「湊川だぜ!」…全滅覚悟の出撃
野中一家は、その日を待ちつつ、楠正成(くすのきまさしげ)が用いたという「非理法権天」「南無八幡大菩薩」の大幟(おおのぼり)を指揮所にはためかせて、最後を派手やかに飾った。大きな陣太鼓をもちこみ、これを打ち鳴らして、「搭乗員整列」「訓練開始」などの合図とした。それと、およそ季節はずれの鯉幟(こいのぼり)の吹流しがへんぽんとして、たえず基地のまん中にひるがえっていた。
尋ねられると、野中少佐は、
「5つになる長男から借用してきたもんさ」
と言ったというが、そのときは決まって大照れに照れたという。
戦局挽回の期待をになって神雷部隊が出撃したのは、昭和20年3月21日。それが初陣の日となった。直衛の戦闘機は予期したとおり数少なかったが、総指揮をとる宇垣纏(うがき・まとめ)中将は、
「いまの状況で桜花を使えないのなら、使うときがない」
と、断乎として九州沖に姿を見せた敵機動部隊を目標に出撃を命じた。陸攻18機と直衛戦闘機30機を率いて飛び立つとき、野中隊長はただ一語を残していった。
「湊川だぜ!」
結果は、まさしく全滅覚悟の、楠正成の湊川出撃そのものとなった。この九州沖航空戦は惨たる結果となった。未帰還者は野中隊長以下160名。戦果なし。桜花隊は全滅、母機の陸攻隊もほとんど還らなかった。あまりにも空しい玉砕戦であった。
“可愛いボー”に書きのこした遺書の全文
野中の遺言は「湊川だぜ」の一言だけではなかった。曽我部博士(そかべひろし)氏が発掘の、出撃を前にして愛児に書きのこした遺書がある。
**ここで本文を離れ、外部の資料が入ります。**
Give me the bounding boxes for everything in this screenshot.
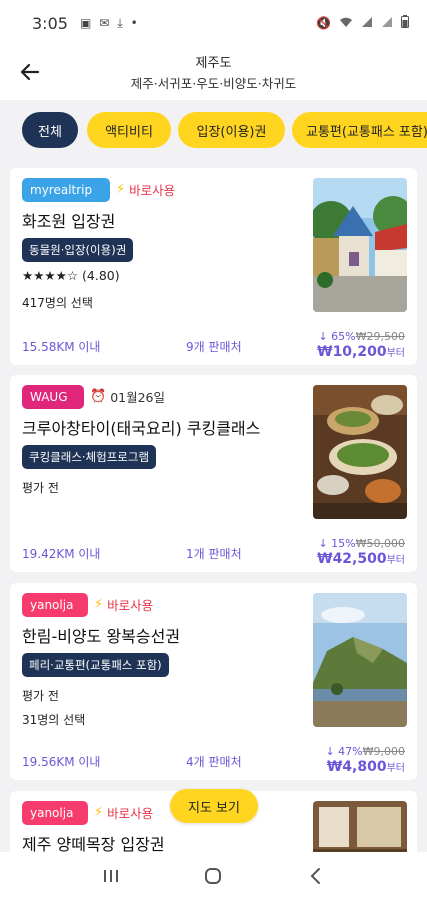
original-price: ₩29,500 <box>355 330 405 343</box>
system-back-button[interactable] <box>296 860 336 892</box>
provider-badge: myrealtrip <box>22 178 110 202</box>
page-subtitle: 제주·서귀포·우도·비양도·차귀도 <box>130 76 297 91</box>
instant-use-tag: ⚡ 바로사용 <box>94 803 153 822</box>
discount-percent: ↓ 15% <box>318 537 356 550</box>
selection-count: 31명의 선택 <box>22 713 86 727</box>
price-suffix: 부터 <box>386 348 405 359</box>
instant-use-tag: ⚡ 바로사용 <box>116 180 175 199</box>
discount-percent: ↓ 65% <box>318 330 356 343</box>
alarm-clock-icon: ⏰ <box>90 389 107 404</box>
rating-value: (4.80) <box>82 268 120 283</box>
product-card[interactable]: myrealtrip ⚡ 바로사용 화조원 입장권 동물원·입장(이용)권 ★★… <box>10 168 417 365</box>
category-chip-row: 전체 액티비티 입장(이용)권 교통편(교통패스 포함) <box>0 100 427 162</box>
signal-icon <box>361 16 373 31</box>
price-value: ₩10,200 <box>317 344 387 360</box>
provider-badge: WAUG <box>22 385 84 409</box>
home-button[interactable] <box>193 860 233 892</box>
price: ₩42,500부터 <box>317 551 405 567</box>
status-time: 3:05 <box>32 13 68 33</box>
discount-info: ↓ 47%₩9,000 <box>325 745 405 758</box>
price: ₩4,800부터 <box>327 759 405 775</box>
rating: ★★★★☆ (4.80) <box>22 268 120 283</box>
status-bar: 3:05 ▣ ✉ ⤓ • 🔇 <box>0 0 427 46</box>
product-thumbnail <box>313 178 407 312</box>
battery-icon <box>401 15 409 31</box>
product-title: 크루아창타이(태국요리) 쿠킹클래스 <box>22 419 261 438</box>
mute-icon: 🔇 <box>316 16 331 30</box>
original-price: ₩9,000 <box>362 745 405 758</box>
recent-apps-icon <box>104 870 119 882</box>
price-value: ₩42,500 <box>317 551 387 567</box>
category-badge: 페리·교통편(교통패스 포함) <box>22 653 169 677</box>
category-badge: 쿠킹클래스·체험프로그램 <box>22 445 157 469</box>
price-value: ₩4,800 <box>326 759 387 775</box>
category-badge: 동물원·입장(이용)권 <box>22 238 134 262</box>
signal-icon-2 <box>381 16 393 31</box>
seller-count: 1개 판매처 <box>186 547 242 561</box>
home-icon <box>205 868 222 884</box>
wifi-icon <box>339 16 353 31</box>
product-thumbnail <box>313 593 407 727</box>
map-view-button[interactable]: 지도 보기 <box>170 789 258 823</box>
provider-badge: yanolja <box>22 801 88 825</box>
image-icon: ▣ <box>79 16 92 30</box>
distance: 15.58KM 이내 <box>22 340 101 354</box>
app-header: 제주도 제주·서귀포·우도·비양도·차귀도 <box>0 46 427 100</box>
review-status: 평가 전 <box>22 481 59 495</box>
tag-label: 바로사용 <box>107 806 154 821</box>
chip-all[interactable]: 전체 <box>22 112 78 148</box>
date-tag: ⏰ 01월26일 <box>90 387 165 406</box>
provider-badge: yanolja <box>22 593 88 617</box>
distance: 19.56KM 이내 <box>22 755 101 769</box>
mail-icon: ✉ <box>99 16 110 30</box>
chevron-left-icon <box>310 868 320 884</box>
lightning-icon: ⚡ <box>94 597 104 612</box>
tag-label: 바로사용 <box>107 598 154 613</box>
download-icon: ⤓ <box>117 15 123 30</box>
distance: 19.42KM 이내 <box>22 547 101 561</box>
product-card[interactable]: WAUG ⏰ 01월26일 크루아창타이(태국요리) 쿠킹클래스 쿠킹클래스·체… <box>10 375 417 572</box>
product-title: 한림-비양도 왕복승선권 <box>22 627 181 646</box>
tag-label: 바로사용 <box>129 183 176 198</box>
product-card[interactable]: yanolja ⚡ 바로사용 한림-비양도 왕복승선권 페리·교통편(교통패스 … <box>10 583 417 780</box>
product-thumbnail <box>313 385 407 519</box>
original-price: ₩50,000 <box>355 537 405 550</box>
tag-label: 01월26일 <box>110 390 165 405</box>
recent-apps-button[interactable] <box>91 860 131 892</box>
discount-info: ↓ 65%₩29,500 <box>318 330 405 343</box>
seller-count: 9개 판매처 <box>186 340 242 354</box>
star-rating-icon: ★★★★☆ <box>22 268 79 283</box>
instant-use-tag: ⚡ 바로사용 <box>94 595 153 614</box>
chip-transport[interactable]: 교통편(교통패스 포함) <box>292 112 427 148</box>
discount-info: ↓ 15%₩50,000 <box>318 537 405 550</box>
page-title: 제주도 <box>195 56 232 71</box>
seller-count: 4개 판매처 <box>186 755 242 769</box>
chip-activity[interactable]: 액티비티 <box>87 112 171 148</box>
discount-percent: ↓ 47% <box>325 745 363 758</box>
lightning-icon: ⚡ <box>116 182 126 197</box>
product-title: 화조원 입장권 <box>22 212 116 231</box>
price-suffix: 부터 <box>386 555 405 566</box>
system-nav-bar <box>0 852 427 900</box>
review-status: 평가 전 <box>22 689 59 703</box>
selection-count: 417명의 선택 <box>22 296 93 310</box>
lightning-icon: ⚡ <box>94 805 104 820</box>
dot-icon: • <box>130 16 138 30</box>
price-suffix: 부터 <box>386 763 405 774</box>
chip-admission[interactable]: 입장(이용)권 <box>178 112 285 148</box>
price: ₩10,200부터 <box>317 344 405 360</box>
「ボー マイニチ オトナチク チテルカ オバアチャマ ヤ オジチャマガ ヰラッチャルカラ ウレチイダロウ
オタンヂャウビ ニワ ミンナニ カワイガラレテ ヨカッタネ
オメデタウ オメデタウ
オトウサマハ マイニチ アブー ニノッテ ハタライテイル
ボー ガ オトナチクチテ ミンナニ カワイガラレテヰルトキイテ ウレチイ
モウチョロチョロ アルカナケレバイケナイ ハヤクアルキナチャイ
オカアチャマノ イフコトヲヨクキイテ ウント エイヨウ ヲ トッテ ヂョウブナ ヨイコドモニナラナクテハイケナイ チュキ キライノナイヨウニ ナンデモオイチイオイチイッテタベナチャイ
デワ チャヨナラ
オトウチャマヨリ ボーへ」
アブーに乗って、死地へ飛び立った35歳の猛指揮官・野中少佐にあったのは、もうそのときには、可愛いボーへの優しい心だけであったと思われる。